Melasmas e a Relação com a Nutrição

Atualizado: Jul 19

O melasma é uma doença de pele caracterizada pelo distúrbio pigmentar que se manifesta como manchas hiperpigmentadas, normalmente marrons a acinzentadas, que afetam principalmente mulheres em fase reprodutiva.



Dentre os fatores de risco para o desenvolvimento de melasma, pode-se incluir a predisposição genética, alimentação inadequada, exposição excessiva aos raios UV, alterações dos hormônios sexuais, com aumento dos hormônios luteinizantes e desequilíbrios na tireoide.

A alimentação inadequada pode agravar os melasmas da mesma forma que uma alimentação saudável e balanceada pode contribuir para a melhora dos melasmas. Nutrientes como carotenoides, ácido ascórbico, flavonoides, selênio, polifenóis e ômega 3 possuem atribuições de capacidade de proteção contra a radiação UV e lesões cutâneas, restringindo a propagação das reações em cadeia e os danos induzidos pelos radicais livres.

A alimentação pode ser uma forma de tratamento do melasma, como uma forma de prevenir e melhorá-los. É necessário priorizar alimentos com potencial antioxidante, anti-inflamatório, de fotoproteção e com capacidades clareadoras. Além disso, existem diversos fitoterápicos que são benéficos também.

A melhoria da dieta não ajudará apenas a atenuar o melasma, mas a pele em geral ficará mais saudável, com menos vermelhidão, melhora da textura e sinais de envelhecimento.

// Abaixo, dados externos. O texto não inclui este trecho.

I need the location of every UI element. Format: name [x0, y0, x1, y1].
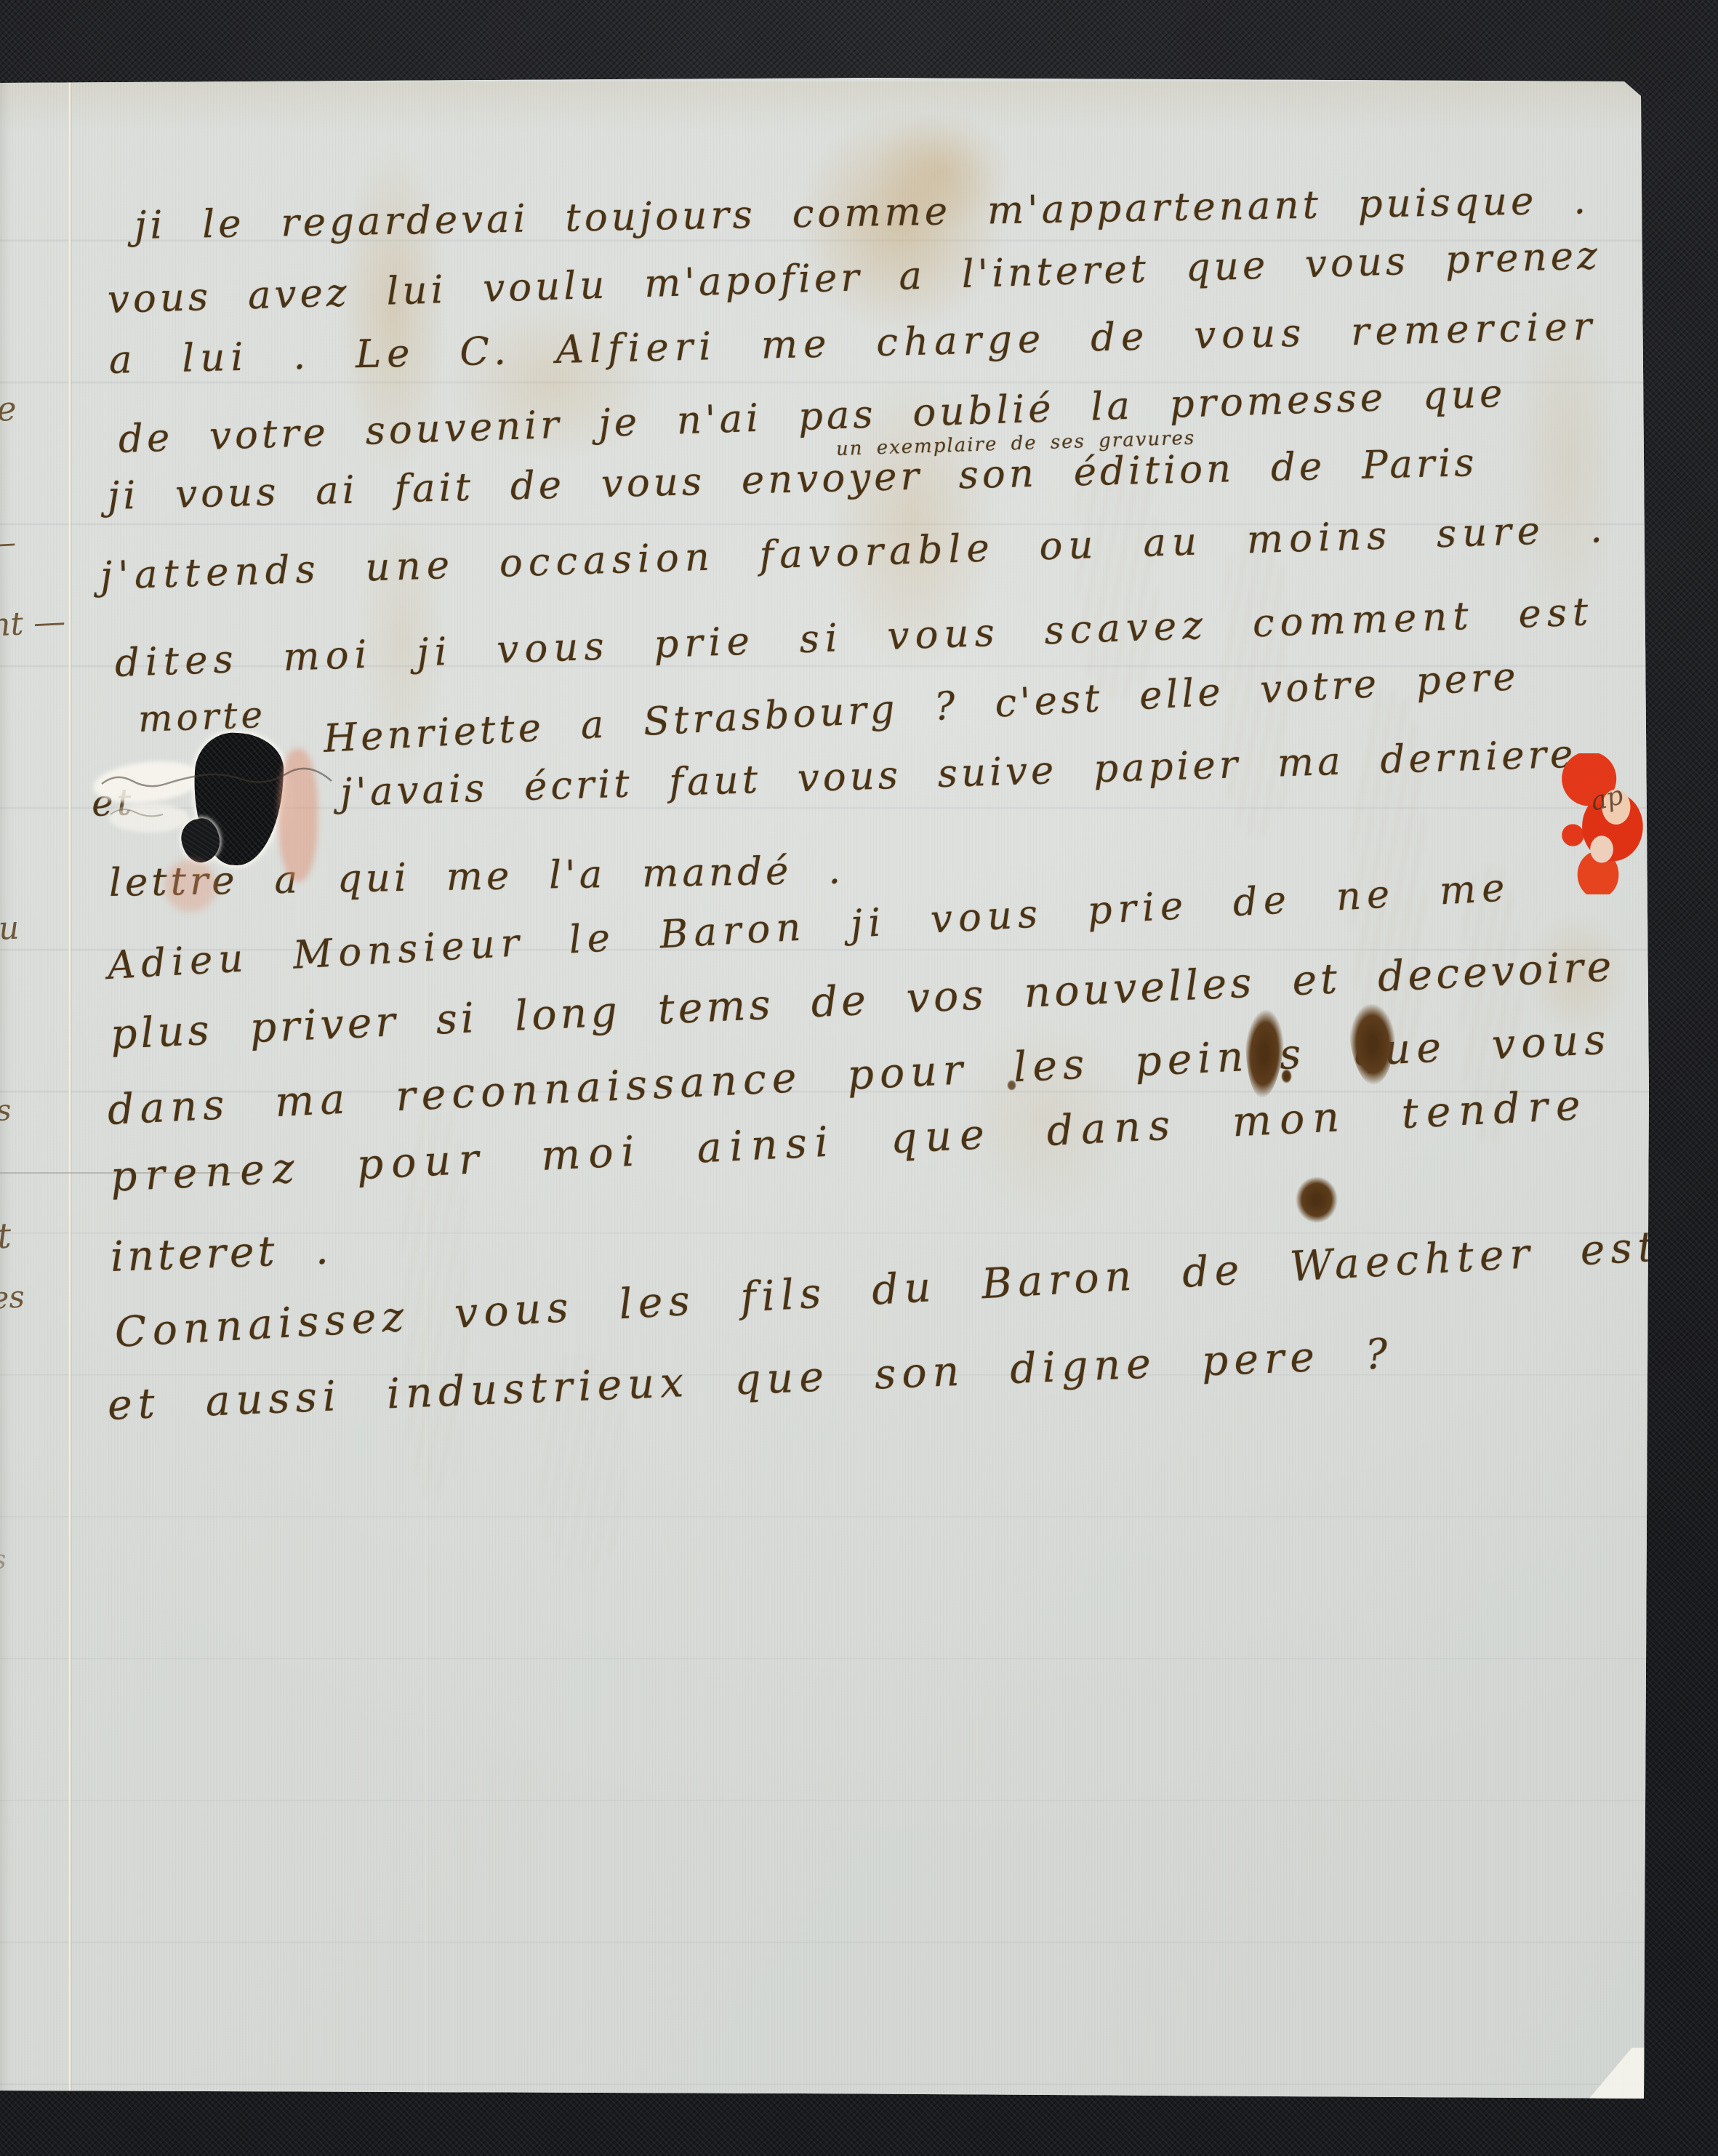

É recomendada a ingestão de alimentos ricos em folato, já que a deficiência dessa substância pode causar melasma, como frutas cítricas. Mantenha os níveis de cobre adequados, pois estudos mostram que altas concentrações de cobre, aumentam a produção de melanina e isso pode causar o excesso de pigmentação. Ainda, deve-se adicionar alimentos que sejam ricos em vitaminas A, C e E, pois esses são potentes antioxidantes.

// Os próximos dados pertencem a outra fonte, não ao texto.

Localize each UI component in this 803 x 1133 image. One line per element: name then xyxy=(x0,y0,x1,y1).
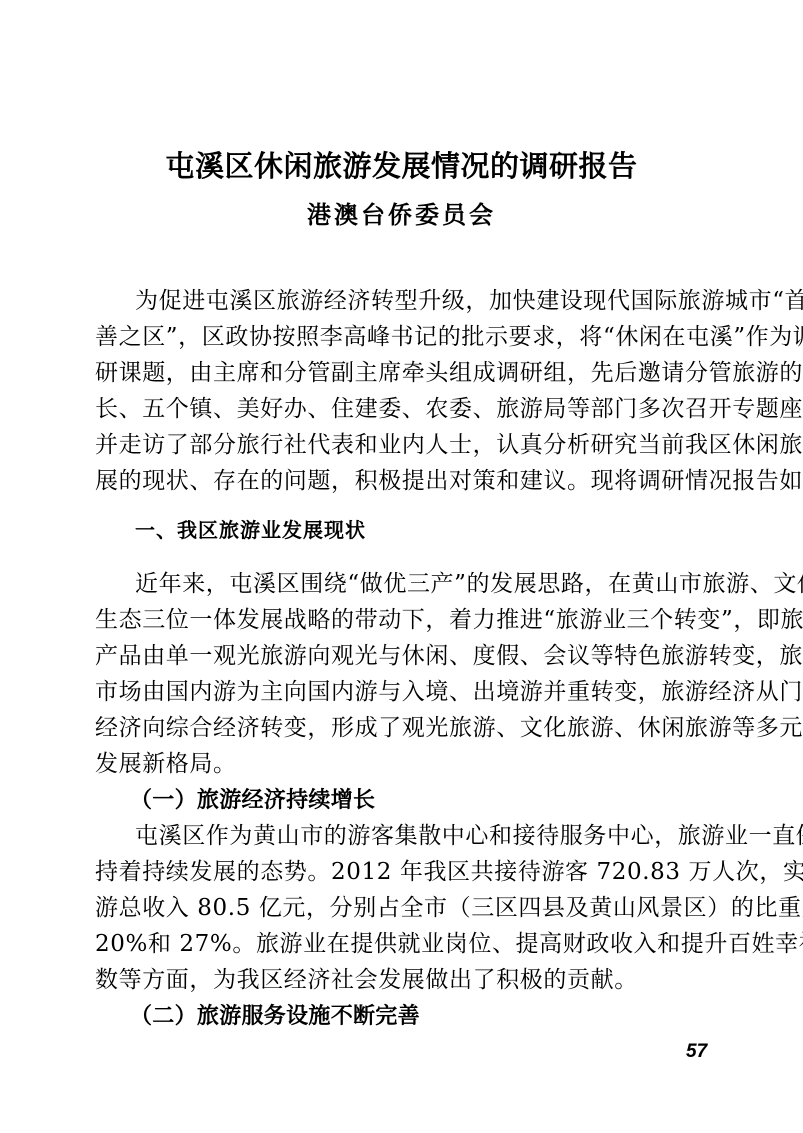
paragraph-line: 产品由单一观光旅游向观光与休闲、度假、会议等特色旅游转变，旅游 xyxy=(95,641,709,671)
document-page: 屯溪区休闲旅游发展情况的调研报告 港澳台侨委员会 为促进屯溪区旅游经济转型升级，… xyxy=(0,0,803,1133)
paragraph-line: 并走访了部分旅行社代表和业内人士，认真分析研究当前我区休闲旅游发 xyxy=(95,430,709,460)
document-title: 屯溪区休闲旅游发展情况的调研报告 xyxy=(0,146,803,186)
paragraph-line: 数等方面，为我区经济社会发展做出了积极的贡献。 xyxy=(95,965,709,995)
document-author: 港澳台侨委员会 xyxy=(0,198,803,232)
page-number: 57 xyxy=(686,1040,707,1064)
paragraph-line: 研课题，由主席和分管副主席牵头组成调研组，先后邀请分管旅游的副区 xyxy=(95,358,709,388)
paragraph-line: 经济向综合经济转变，形成了观光旅游、文化旅游、休闲旅游等多元化 xyxy=(95,713,709,743)
paragraph-line: 善之区”，区政协按照李高峰书记的批示要求，将“休闲在屯溪”作为调 xyxy=(95,322,709,352)
paragraph-line: 屯溪区作为黄山市的游客集散中心和接待服务中心，旅游业一直保 xyxy=(135,821,709,851)
subsection-heading: （二）旅游服务设施不断完善 xyxy=(130,1001,420,1031)
section-heading: 一、我区旅游业发展现状 xyxy=(135,515,366,545)
paragraph-line: 展的现状、存在的问题，积极提出对策和建议。现将调研情况报告如下： xyxy=(95,466,709,496)
paragraph-line: 游总收入 80.5 亿元，分别占全市（三区四县及黄山风景区）的比重为 xyxy=(95,893,709,923)
paragraph-line: 长、五个镇、美好办、住建委、农委、旅游局等部门多次召开专题座谈会 xyxy=(95,394,709,424)
paragraph-line: 发展新格局。 xyxy=(95,749,709,779)
paragraph-line: 生态三位一体发展战略的带动下，着力推进“旅游业三个转变”，即旅游 xyxy=(95,605,709,635)
paragraph-line: 市场由国内游为主向国内游与入境、出境游并重转变，旅游经济从门票 xyxy=(95,677,709,707)
paragraph-line: 20%和 27%。旅游业在提供就业岗位、提高财政收入和提升百姓幸福指 xyxy=(95,929,709,959)
paragraph-line: 为促进屯溪区旅游经济转型升级，加快建设现代国际旅游城市“首 xyxy=(135,286,709,316)
paragraph-line: 持着持续发展的态势。2012 年我区共接待游客 720.83 万人次，实现旅 xyxy=(95,857,709,887)
paragraph-line: 近年来，屯溪区围绕“做优三产”的发展思路，在黄山市旅游、文化、 xyxy=(135,569,709,599)
subsection-heading: （一）旅游经济持续增长 xyxy=(130,785,375,815)
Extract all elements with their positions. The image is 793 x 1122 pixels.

Além disso, estudos mostram ótimos resultados com a planta Polypodium leucotomos, já que ela é rica em compostos fenólicos e por isso é um potente fotoprotetor, além de diminuir a produção de radicais livres e o processo inflamatório. Os licopenos também agem como fotoprotetores e antioxidantes. O grupo dos polifenóis também é importante, desde flavonóides, EGCG, quercetina, até antocianinas, genisteinas e luteolinas.